Nul n’est irremplaçable. Dans les petites notes à usage privé, l’éventualité de l’après Deby est bien envisagé quand même ce n’est pas pour l’immédiat. Sauf si des imprévus viennent accélérer le cours des événements. Le sort de Deby ne dépend plus de lui-même uniquement, mais il dépend aussi des actes et actions de ses ennemis qu’il ne maitrise pas.
Un autre signe de la fébrilité de Deby est son entrain à mater le MJE pour satisfaire El bêcher et calmer momentanément les Libyens. En temps normal, Deby aurait trainé les pattes pour garder le MJE comme un joker. Mais Deby ne peut prendre le risque de mécontenter El Béchir.
À ces raisons s’ajoutent d’autres menaces aujourd’hui tangibles, d’avance :
· Le front Toubou au nord est inévitable, avec une menace réelle jamais égalée au paravent.
· Le Sud est instable et se fait véritablement menaçant avec des risques réels et avancés de sécession. Des hommes sont déjà sur les terrains. Seules certaines synchronisations manquent. C’est peu de choses. Ce n’est qu’une question de réglage et d’un peu de temps. Ça va surement se régler par des hostilités armées ouvertes.
· La famille présidentielle n’est pas très unie et les membres sont devenus si riches que peu sont enthousiastes à risquer une balle dans la tête ou se faire amputer les deux membres inférieurs pour blessure grave au combat. Nombreux sont ceux qui disent qu’ils sont suffisamment riches qu’ils ne souhaitent plus se battre pour protéger leurs biens mais plutôt se contenter de ce qu’ils ont pour vivre aisément n’importe où.
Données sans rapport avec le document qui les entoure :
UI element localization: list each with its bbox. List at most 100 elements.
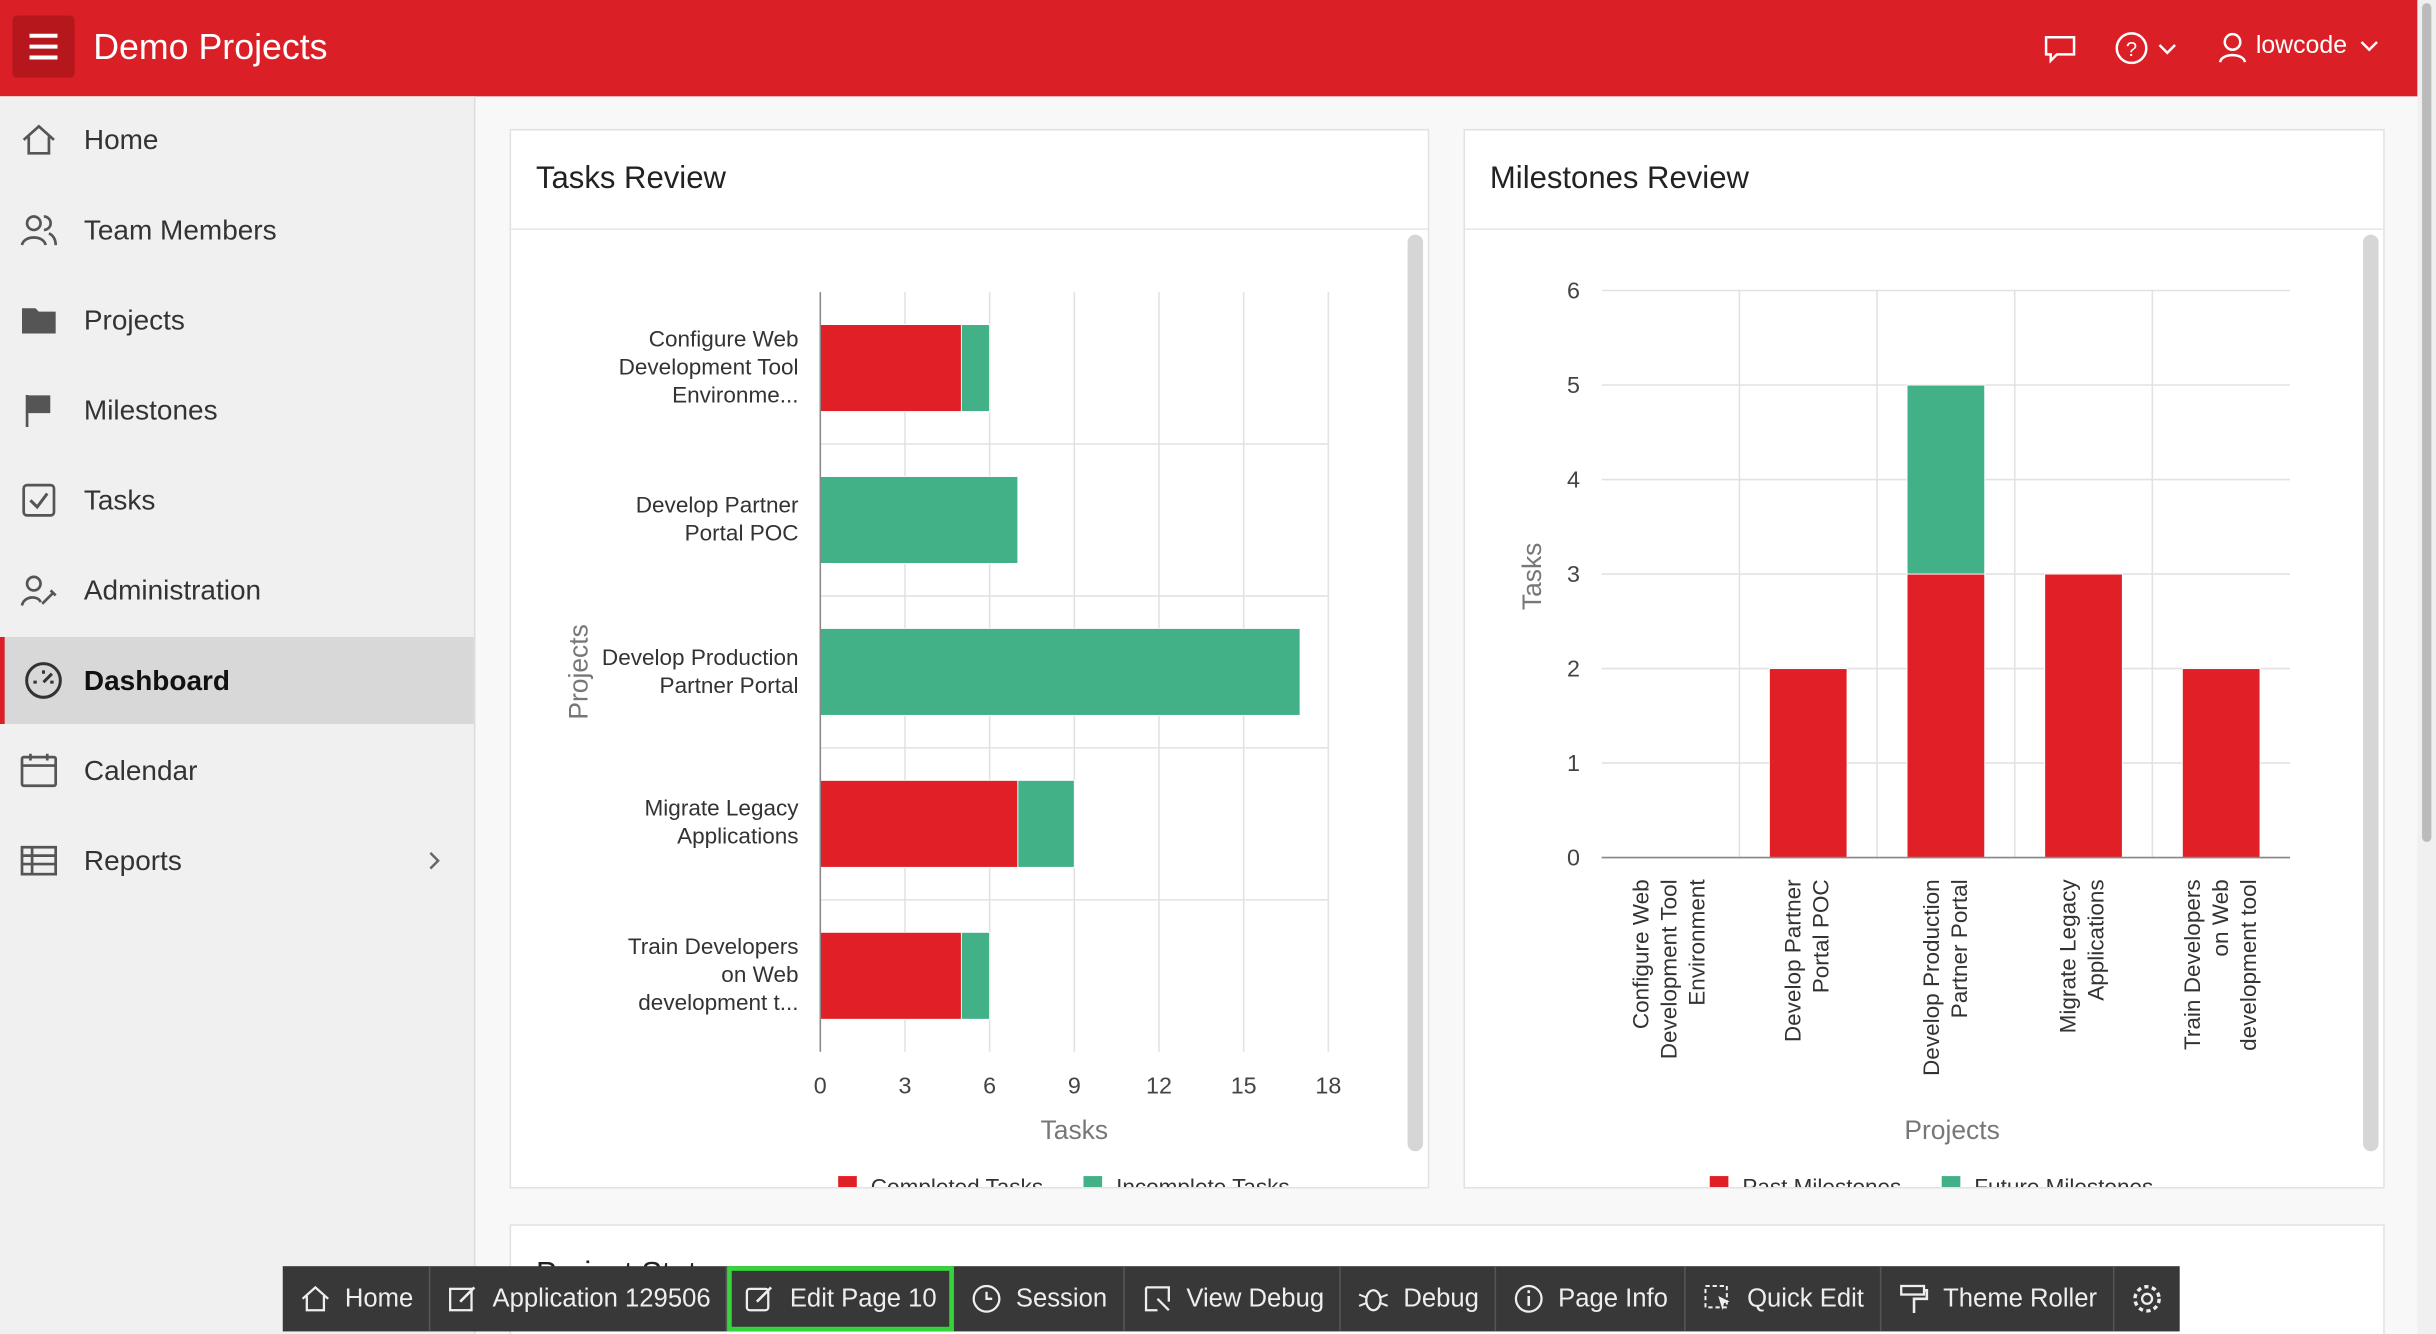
chart-card: Milestones Review 0 1 2 3 4 5 6 Projects Tasks Pas… (1463, 128, 2385, 1189)
bar (819, 627, 1301, 716)
y-tick-label: 3 (1567, 561, 1580, 587)
x-tick-label: 6 (983, 1073, 996, 1099)
bar (819, 476, 1019, 564)
page-scrollbar (2417, 0, 2436, 1334)
scroll-thumb (2422, 3, 2432, 843)
nav-label: Administration (83, 574, 262, 606)
x-tick-label: Migrate Legacy Applications (2057, 879, 2110, 1034)
settings-button[interactable] (2114, 1266, 2179, 1331)
nav-label: Dashboard (83, 664, 230, 696)
toolbar-icon (1899, 1284, 1928, 1314)
nav-item[interactable]: Team Members (0, 186, 474, 273)
nav-item[interactable]: Milestones (0, 367, 474, 454)
legend-swatch (1083, 1176, 1103, 1187)
gear-icon (2132, 1284, 2161, 1313)
menu-button[interactable] (12, 15, 75, 78)
chart-title: Milestones Review (1489, 161, 1749, 196)
toolbar-label: Edit Page 10 (789, 1284, 937, 1313)
nav-icon (25, 395, 51, 427)
toolbar-label: Home (344, 1284, 414, 1313)
side-nav: Home Team Members Projects Milestones Tasks A… (0, 96, 476, 1334)
toolbar-icon (746, 1286, 773, 1312)
y-tick-label: 2 (1567, 655, 1580, 681)
toolbar-icon (1703, 1284, 1729, 1311)
chevron (429, 852, 440, 870)
toolbar-button[interactable]: Quick Edit (1685, 1266, 1881, 1332)
y-tick-label: Train Developers on Web development t... (627, 935, 799, 1017)
toolbar-button[interactable]: Edit Page 10 (727, 1266, 954, 1332)
toolbar-icon (1514, 1284, 1543, 1313)
card-scrollbar (2363, 234, 2379, 1152)
nav-item[interactable]: Tasks (0, 457, 474, 544)
nav-item[interactable]: Reports (0, 817, 474, 904)
dev-toolbar: Home Application 129506 Edit Page 10 Sessio… (282, 1266, 2180, 1332)
x-tick-label: Develop Production Partner Portal (1919, 879, 1973, 1076)
nav-item[interactable]: Calendar (0, 727, 474, 814)
feedback-icon[interactable] (2041, 30, 2078, 67)
legend-label: Future Milestones (1974, 1175, 2153, 1189)
nav-icon (22, 483, 56, 517)
legend-swatch (838, 1176, 857, 1187)
bar (960, 931, 991, 1020)
nav-icon (20, 845, 58, 876)
toolbar-button[interactable]: Home (283, 1266, 431, 1332)
toolbar-button[interactable]: Theme Roller (1881, 1266, 2115, 1332)
bar (1906, 384, 1986, 575)
x-axis-label: Tasks (1041, 1115, 1109, 1145)
toolbar-button[interactable]: Debug (1341, 1266, 1496, 1332)
bar (1906, 573, 1986, 859)
nav-item[interactable]: Dashboard (0, 636, 474, 724)
nav-icon (22, 308, 56, 334)
toolbar-label: Theme Roller (1943, 1284, 2098, 1313)
chart-card: Tasks Review 0 3 6 9 12 15 18 Tasks Projects Compl… (509, 128, 1430, 1189)
x-tick-label: 18 (1315, 1073, 1341, 1099)
nav-label: Milestones (83, 393, 218, 425)
y-tick-label: Migrate Legacy Applications (644, 797, 799, 851)
user-menu[interactable]: lowcode (2255, 32, 2348, 60)
bar (1768, 668, 1848, 859)
nav-icon (20, 753, 58, 788)
y-tick-label: 1 (1567, 750, 1580, 776)
nav-label: Tasks (83, 483, 156, 516)
nav-label: Projects (83, 303, 185, 335)
nav-item[interactable]: Administration (0, 547, 474, 634)
y-axis-label: Projects (563, 624, 593, 719)
chart: 0 1 2 3 4 5 6 Projects Tasks Past Milestones Futur… (1517, 277, 2291, 1189)
toolbar-label: Page Info (1558, 1284, 1668, 1313)
toolbar-button[interactable]: Application 129506 (430, 1266, 728, 1332)
toolbar-button[interactable]: Session (954, 1266, 1125, 1332)
nav-icon (20, 575, 57, 606)
user-caret (2360, 41, 2378, 52)
app-title: Demo Projects (93, 26, 328, 67)
legend-swatch (1941, 1176, 1961, 1187)
legend-label: Incomplete Tasks (1116, 1175, 1290, 1189)
nav-item[interactable]: Projects (0, 277, 474, 364)
x-tick-label: 0 (814, 1073, 827, 1099)
help-icon[interactable]: ? (2113, 30, 2181, 67)
legend-label: Past Milestones (1742, 1175, 1901, 1189)
y-tick-label: Develop Partner Portal POC (635, 493, 799, 547)
x-tick-label: Train Developers on Web development tool (2180, 879, 2262, 1051)
nav-label: Home (83, 123, 159, 155)
nav-icon (20, 215, 58, 246)
nav-icon (25, 662, 62, 699)
y-tick-label: 5 (1567, 372, 1580, 398)
chart-title: Tasks Review (535, 161, 726, 196)
x-axis-label: Projects (1904, 1115, 1999, 1145)
y-tick-label: 0 (1567, 844, 1580, 870)
x-tick-label: 3 (898, 1073, 911, 1099)
toolbar-label: Session (1015, 1284, 1108, 1313)
card-divider (1465, 228, 2384, 230)
legend-swatch (1709, 1176, 1729, 1187)
nav-label: Team Members (83, 213, 277, 245)
card-divider (511, 228, 1428, 230)
toolbar-button[interactable]: View Debug (1124, 1266, 1342, 1332)
legend-label: Completed Tasks (871, 1175, 1043, 1189)
toolbar-label: Quick Edit (1747, 1284, 1864, 1313)
bar (2044, 573, 2123, 859)
toolbar-label: Application 129506 (492, 1284, 711, 1313)
nav-item[interactable]: Home (0, 96, 474, 183)
toolbar-button[interactable]: Page Info (1496, 1266, 1685, 1332)
nav-icon (22, 124, 55, 155)
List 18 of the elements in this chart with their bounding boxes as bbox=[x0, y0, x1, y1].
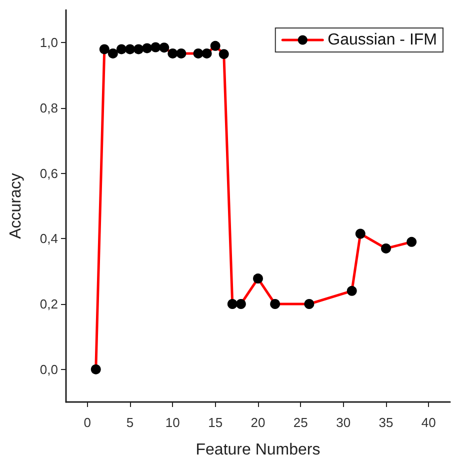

· Deby n’a pas suffisamment d’hommes pour envisager sereinement des guerres sur plusieurs fronts : Nord inévitablement, au Sud certainement et à l’Est si les accords avec le Soudan ne tiennent plus. Si un autre front s’ouvrait du côté d’El Béchir pour s’ajouter aux autres fronts, Deby ne tiendrait que peu de temps.
Alors, Idriss Deby Itno est aujourd’hui fort et fragile en même temps. Si les actions des opposants sont mesurées et calculées, le pouvoir de Deby ne tiendra pas face à un autre assaut sérieux.
Mais si les opposants agissent ou se comportent comme ils l’ont toujours fait jusque-là, pour le besoin de l’affairisme à mains armées comme expliquent certains analystes des questions tchadiennes, il ne se passera rien.
Aussi, nous devons cesser de penser que seul le départ de Kadhafi ferait partir Deby. C’est une option de moins pour Deby. Pas plus. Et encore, n’imaginez pas que Deby est là assis en train de pleurer le départ de Kadhafi. Il travaille ardemment à compenser la carte perdue et se relancer dans le jeu. Si nous jouons naïvement, ce sont les opposants qui se feront surprendre. D’ailleurs, si ça ne dépend que des événements en Libye, si la seule menace se limite qu’à la seule porte du Nord, Deby pourra résister.
Les attaques doivent provenir de partout, les fronts ouverts de partout en attendant de bénéficier des nouvelles circonstances : situation libyenne et la sérieuse menace du Septentrion. Si les choses se coordonnent, Deby ne s’en sortira pas par les armes. Soit il négocie, cède une partie de son pouvoir et réconcilie les Tchadiens soit il part brutalement chasser par le vent du changement.
La seule grande question est : les opposants vont-ils s’entendre et travailler ensemble pour déchoir Idriss Deby Itno?